In a recent open letter of advice to “wine newbies”, the Wine Spectator’s Matt Kramer drew a distinction between wines that can provide “life satisfaction” and those that simply offer “pleasure”. In it, he leaned on E. E. Cummings who raised the bar by writing, “Always the beautiful answer who asks a more beautiful question,” suggesting the real trick to discovering a lifetime of wine enjoyment is to find your own “beautiful questions.” Kramer went on to explain that a life of wine satisfaction:
“…depends upon recognizing what you’re really seeking… I was in Napa Valley and was tasting a Cabernet that is, by most estimations, a lovely wine. And it was a lovely wine: dense, fragrant, irresistibly supple and oh-so pleasing. A lot of people like it…Yet I’ve never cared overly for the wine… Here we come to the “beautiful question” part. Whenever you taste a wine that goes beyond the ordinary (dull wines allow only the dullest demands), you’ve got to go beyond the usual techno-talk about tannins or acidity or oakiness. If those are your “more beautiful questions” I promise you that you’ll never really “get into” wine.

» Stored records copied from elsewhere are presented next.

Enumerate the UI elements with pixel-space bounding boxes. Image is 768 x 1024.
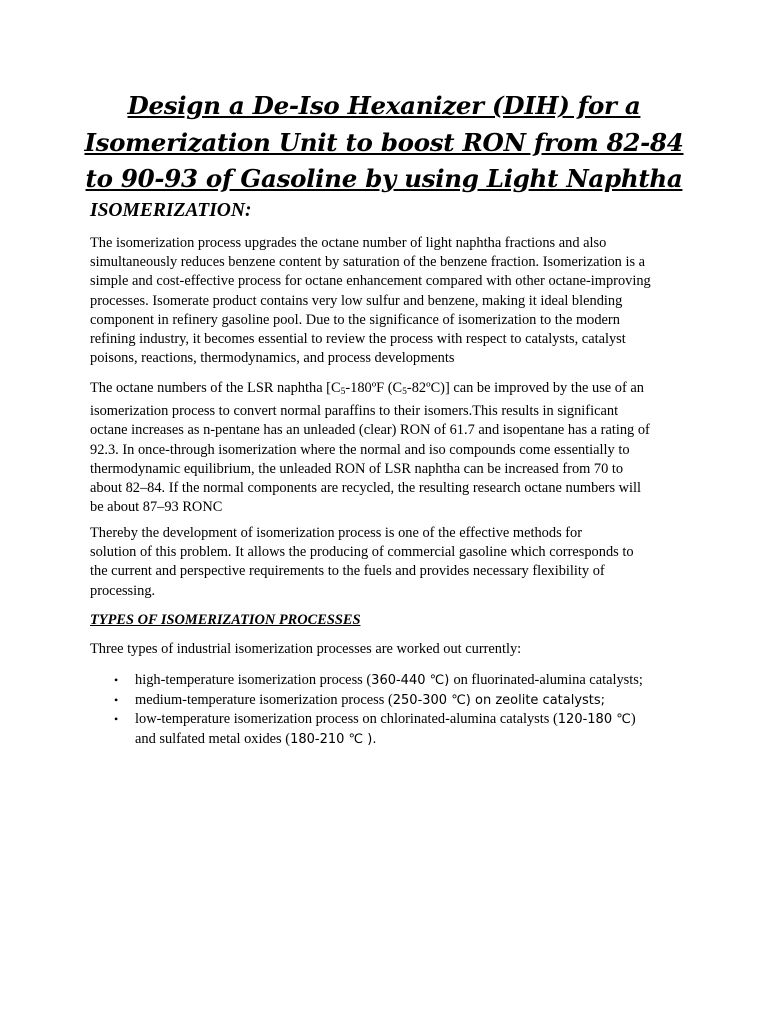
temperature-range: 360-440 ℃)	[371, 673, 454, 688]
text-line: about 82–84. If the normal components are recycled, the resulting research octane numbers will	[90, 480, 642, 497]
bullet-icon: •	[114, 712, 119, 727]
list-item	[90, 691, 710, 711]
text-line: simple and cost-effective process for octane enhancement compared with other octane-improving	[90, 273, 651, 290]
text-line: be about 87–93 RONC	[90, 499, 223, 516]
title-line: Isomerization Unit to boost RON from 82-84	[84, 127, 684, 157]
document-title	[60, 88, 708, 198]
text-fragment: high-temperature isomerization process (	[135, 672, 372, 688]
text-fragment: -82ºC)] can be improved by the use of an	[406, 380, 644, 396]
temperature-range: 180-210 ℃	[290, 732, 368, 748]
bullet-icon: •	[114, 692, 119, 707]
subscript: 5	[340, 387, 346, 397]
temperature-range: 120-180 ℃	[557, 712, 631, 728]
text-line: simultaneously reduces benzene content by saturation of the benzene fraction. Isomerization is a	[90, 254, 646, 271]
subscript: 5	[402, 387, 407, 397]
text-line: the current and perspective requirements to the fuels and provides necessary flexibility of	[90, 563, 605, 580]
text-fragment: medium-temperature isomerization process (	[135, 691, 393, 708]
text-line: Three types of industrial isomerization processes are worked out currently:	[90, 641, 522, 657]
text-line: The isomerization process upgrades the octane number of light naphtha fractions and also	[90, 235, 607, 251]
paragraph-isomerization-intro	[90, 234, 690, 368]
text-line: processing.	[90, 582, 156, 599]
paragraph-octane-numbers	[90, 379, 690, 517]
isomerization-types-list	[90, 671, 710, 750]
text-line: solution of this problem. It allows the producing of commercial gasoline which corresponds to	[90, 544, 634, 561]
title-line: Design a De-Iso Hexanizer (DIH) for a	[127, 91, 641, 120]
title-line: to 90-93 of Gasoline by using Light Naphtha	[85, 164, 683, 193]
list-item	[90, 710, 710, 749]
types-intro	[90, 640, 690, 659]
text-line: thermodynamic equilibrium, the unleaded RON of LSR naphtha can be increased from 70 to	[90, 460, 624, 477]
text-fragment: )	[630, 711, 636, 728]
list-item	[90, 671, 710, 691]
text-fragment: The octane numbers of the LSR naphtha [C	[90, 380, 341, 396]
temperature-range: 250-300 ℃) on zeolite catalysts;	[392, 692, 606, 708]
text-fragment: ).	[367, 732, 377, 748]
text-line: poisons, reactions, thermodynamics, and process developments	[90, 350, 455, 367]
bullet-icon: •	[114, 673, 119, 687]
text-fragment: -180ºF (C	[345, 380, 403, 396]
types-subheading: TYPES OF ISOMERIZATION PROCESSES	[90, 612, 361, 628]
section-heading: ISOMERIZATION:	[90, 200, 252, 221]
text-line: isomerization process to convert normal paraffins to their isomers.This results in significant	[90, 403, 619, 420]
text-line: processes. Isomerate product contains very low sulfur and benzene, making it ideal blending	[90, 292, 623, 309]
text-fragment: on fluorinated-alumina catalysts;	[453, 672, 643, 688]
paragraph-development	[90, 524, 690, 601]
text-line: 92.3. In once-through isomerization where the normal and iso compounds come essentially to	[90, 441, 630, 458]
text-fragment: low-temperature isomerization process on chlorinated-alumina catalysts (	[135, 711, 558, 728]
text-line: Thereby the development of isomerization process is one of the effective methods for	[90, 525, 583, 541]
text-line: refining industry, it becomes essential to review the process with respect to catalysts, catalyst	[90, 331, 626, 348]
text-line	[90, 379, 690, 402]
text-line: octane increases as n-pentane has an unleaded (clear) RON of 61.7 and isopentane has a rating of	[90, 422, 650, 439]
text-fragment: and sulfated metal oxides (	[135, 731, 291, 748]
text-line: component in refinery gasoline pool. Due to the significance of isomerization to the modern	[90, 311, 620, 328]
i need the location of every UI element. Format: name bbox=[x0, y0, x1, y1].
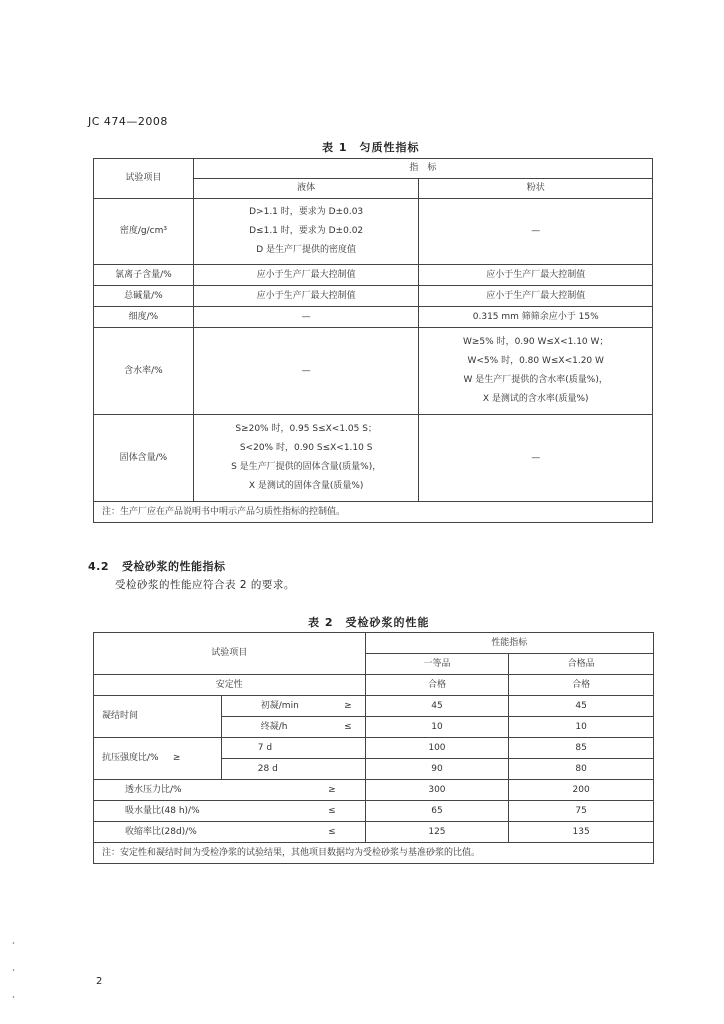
row-liquid bbox=[193, 415, 419, 502]
table2-col-pass: 合格品 bbox=[509, 654, 654, 675]
speck bbox=[13, 942, 15, 944]
row-pass: 75 bbox=[509, 801, 654, 822]
row-item bbox=[94, 801, 366, 822]
row-item bbox=[94, 738, 222, 780]
row-item-label: 抗压强度比/% bbox=[102, 753, 159, 763]
row-item: 固体含量/% bbox=[94, 415, 194, 502]
row-powder: 应小于生产厂最大控制值 bbox=[419, 286, 653, 307]
row-item: 总碱量/% bbox=[94, 286, 194, 307]
cell-line: S 是生产厂提供的固体含量(质量%)， bbox=[231, 462, 382, 472]
row-first: 100 bbox=[365, 738, 509, 759]
operator: ≥ bbox=[328, 784, 336, 795]
row-item-label: 透水压力比/% bbox=[125, 784, 182, 795]
row-item bbox=[94, 822, 366, 843]
mortar-performance-table bbox=[93, 632, 654, 864]
row-powder: — bbox=[419, 415, 653, 502]
page-number: 2 bbox=[96, 976, 103, 987]
standard-code: JC 474—2008 bbox=[88, 115, 168, 128]
sub-label: 终凝/h bbox=[260, 721, 288, 732]
section-number: 4.2 bbox=[88, 560, 109, 573]
table2-col-index: 性能指标 bbox=[365, 633, 653, 654]
table2-caption: 表 2 受检砂浆的性能 bbox=[308, 616, 430, 629]
operator: ≥ bbox=[172, 753, 181, 763]
row-liquid: — bbox=[193, 328, 419, 415]
table1-note: 注：生产厂应在产品说明书中明示产品匀质性指标的控制值。 bbox=[94, 502, 653, 523]
row-first: 10 bbox=[365, 717, 509, 738]
row-sub: 7 d bbox=[221, 738, 365, 759]
cell-line: S<20% 时，0.90 S≤X<1.10 S bbox=[239, 443, 373, 453]
row-first: 45 bbox=[365, 696, 509, 717]
row-item bbox=[94, 780, 366, 801]
row-liquid: 应小于生产厂最大控制值 bbox=[193, 286, 419, 307]
cell-line: S≥20% 时，0.95 S≤X<1.05 S； bbox=[235, 424, 377, 434]
operator: ≤ bbox=[328, 826, 336, 837]
row-pass: 80 bbox=[509, 759, 654, 780]
cell-line: D 是生产厂提供的密度值 bbox=[256, 245, 357, 255]
row-pass: 45 bbox=[509, 696, 654, 717]
table1-col-item: 试验项目 bbox=[94, 159, 194, 199]
scan-specks bbox=[12, 940, 15, 1000]
cell-line: W 是生产厂提供的含水率(质量%)， bbox=[463, 375, 608, 385]
cell-line: W<5% 时，0.80 W≤X<1.20 W bbox=[467, 356, 604, 366]
cell-line: W≥5% 时，0.90 W≤X<1.10 W； bbox=[462, 337, 609, 347]
table-row bbox=[94, 415, 653, 502]
table-row bbox=[94, 265, 653, 286]
section-paragraph: 受检砂浆的性能应符合表 2 的要求。 bbox=[115, 579, 295, 591]
table2-col-first: 一等品 bbox=[365, 654, 509, 675]
table-row bbox=[94, 328, 653, 415]
operator: ≤ bbox=[344, 721, 352, 732]
row-powder: 应小于生产厂最大控制值 bbox=[419, 265, 653, 286]
row-liquid: — bbox=[193, 307, 419, 328]
row-first: 300 bbox=[365, 780, 509, 801]
row-pass: 85 bbox=[509, 738, 654, 759]
sub-label: 初凝/min bbox=[260, 700, 299, 711]
table1-col-index: 指 标 bbox=[193, 159, 652, 179]
row-sub bbox=[221, 717, 365, 738]
table-row bbox=[94, 199, 653, 265]
row-pass: 合格 bbox=[509, 675, 654, 696]
row-powder: 0.315 mm 筛筛余应小于 15% bbox=[419, 307, 653, 328]
table-row bbox=[94, 696, 654, 717]
row-item: 含水率/% bbox=[94, 328, 194, 415]
row-sub bbox=[221, 696, 365, 717]
row-powder bbox=[419, 328, 653, 415]
table-row bbox=[94, 286, 653, 307]
table-row bbox=[94, 307, 653, 328]
cell-line: D≤1.1 时，要求为 D±0.02 bbox=[249, 226, 364, 236]
table2-note: 注：安定性和凝结时间为受检净浆的试验结果，其他项目数据均为受检砂浆与基准砂浆的比值。 bbox=[94, 843, 654, 864]
row-item: 安定性 bbox=[94, 675, 366, 696]
row-first: 合格 bbox=[365, 675, 509, 696]
section-heading bbox=[88, 558, 226, 574]
speck bbox=[13, 996, 15, 998]
operator: ≤ bbox=[328, 805, 336, 816]
cell-line: X 是测试的固体含量(质量%) bbox=[248, 481, 364, 491]
speck bbox=[13, 969, 15, 971]
row-first: 65 bbox=[365, 801, 509, 822]
row-item: 氯离子含量/% bbox=[94, 265, 194, 286]
cell-line: D>1.1 时，要求为 D±0.03 bbox=[249, 207, 364, 217]
table-row bbox=[94, 801, 654, 822]
operator: ≥ bbox=[344, 700, 352, 711]
row-liquid bbox=[193, 199, 419, 265]
row-pass: 10 bbox=[509, 717, 654, 738]
row-item: 细度/% bbox=[94, 307, 194, 328]
row-sub: 28 d bbox=[221, 759, 365, 780]
row-item: 密度/g/cm³ bbox=[94, 199, 194, 265]
table-row bbox=[94, 738, 654, 759]
row-pass: 135 bbox=[509, 822, 654, 843]
row-first: 125 bbox=[365, 822, 509, 843]
row-liquid: 应小于生产厂最大控制值 bbox=[193, 265, 419, 286]
table-row bbox=[94, 822, 654, 843]
section-title: 受检砂浆的性能指标 bbox=[122, 560, 226, 573]
row-first: 90 bbox=[365, 759, 509, 780]
cell-line: X 是测试的含水率(质量%) bbox=[482, 394, 589, 404]
table1-col-liquid: 液体 bbox=[193, 179, 419, 199]
row-item: 凝结时间 bbox=[94, 696, 222, 738]
table1-col-powder: 粉状 bbox=[419, 179, 653, 199]
row-item-label: 收缩率比(28d)/% bbox=[125, 826, 197, 837]
table-row bbox=[94, 780, 654, 801]
row-pass: 200 bbox=[509, 780, 654, 801]
table1-caption: 表 1 匀质性指标 bbox=[322, 141, 420, 154]
table-row bbox=[94, 675, 654, 696]
table2-col-item: 试验项目 bbox=[94, 633, 366, 675]
homogeneity-table bbox=[93, 158, 653, 523]
row-item-label: 吸水量比(48 h)/% bbox=[125, 805, 200, 816]
row-powder: — bbox=[419, 199, 653, 265]
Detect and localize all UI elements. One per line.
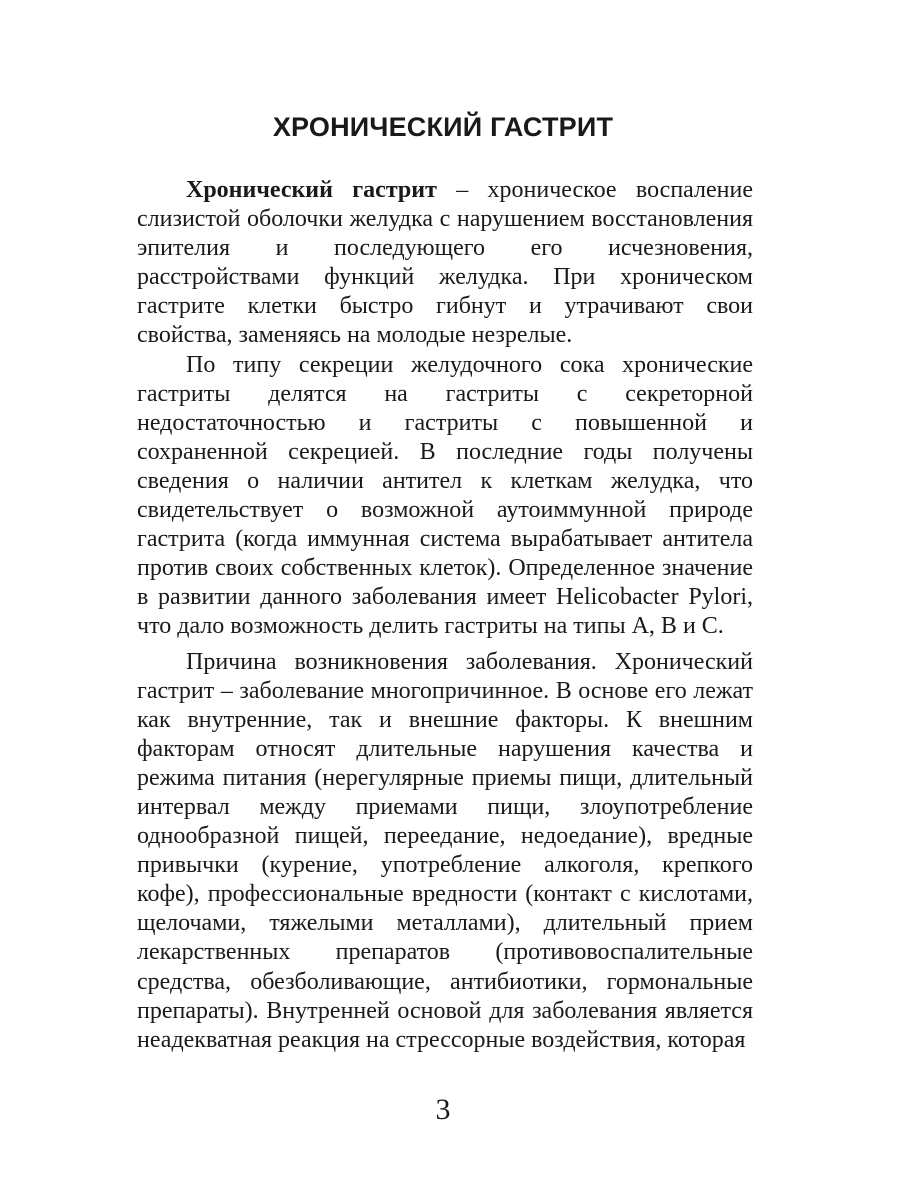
paragraph-secretion-types: По типу секреции желудочного сока хронические гастриты делятся на гастриты с секреторной недостаточностью и гастриты с повышенной и сохраненной секрецией. В последние годы получены сведения о наличии антител к клеткам желудка, что свидетельствует о возможной аутоиммунной природе гастрита (когда иммунная система вырабатывает антитела против своих собственных клеток). Определенное значение в развитии данного заболевания имеет Helicobacter Pylori, что дало возможность делить гастриты на типы А, В и С. [137, 351, 753, 640]
paragraph-causes: Причина возникновения заболевания. Хронический гастрит – заболевание многопричинное. В основе его лежат как внутренние, так и внешние факторы. К внешним факторам относят длительные нарушения качества и режима питания (нерегулярные приемы пищи, длительный интервал между приемами пищи, злоупотребление однообразной пищей, переедание, недоедание), вредные привычки (курение, употребление алкоголя, крепкого кофе), профессиональные вредности (контакт с кислотами, щелочами, тяжелыми металлами), длительный прием лекарственных препаратов (противовоспалительные средства, обезболивающие, антибиотики, гормональные препараты). Внутренней основой для заболевания является неадекватная реакция на стрессорные воздействия, которая [137, 648, 753, 1053]
body-text [137, 176, 753, 1055]
chapter-title: ХРОНИЧЕСКИЙ ГАСТРИТ [272, 112, 614, 142]
page-number: 3 [435, 1093, 451, 1126]
definition-text: – хроническое воспаление слизистой оболочки желудка с нарушением восстановления эпителия и последующего его исчезновения, расстройствами функций желудка. При хроническом гастрите клетки быстро гибнут и утрачивают свои свойства, заменяясь на молодые незрелые. [137, 177, 753, 349]
defined-term: Хронический гастрит [186, 177, 437, 203]
paragraph-definition [137, 176, 753, 351]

So what was my problem with this perfectly fine Napa Cabernet? It had no “edge.” Really good and, especially, great wines, for me anyway, have an “edge.” It’s a certain something that not only fascinates, but challenges. This Napa Cabernet offered no challenge. It only offered—dare I say it?—pleasure.
It’s okay, just like in life, to fall in love with the most beautiful and alluring surface characteristics that produce pleasurable gulps of wine. It proves we don’t require knowledge for wine to produce its visceral swoons of delight and human connection. At some point, though, finding lasting beauty requires, as Matt Kramer suggests, asking the “more beautiful questions” that eventually define lifetimes of intellectual and emotional reward through wine. And from there, the knowledge will easily flow.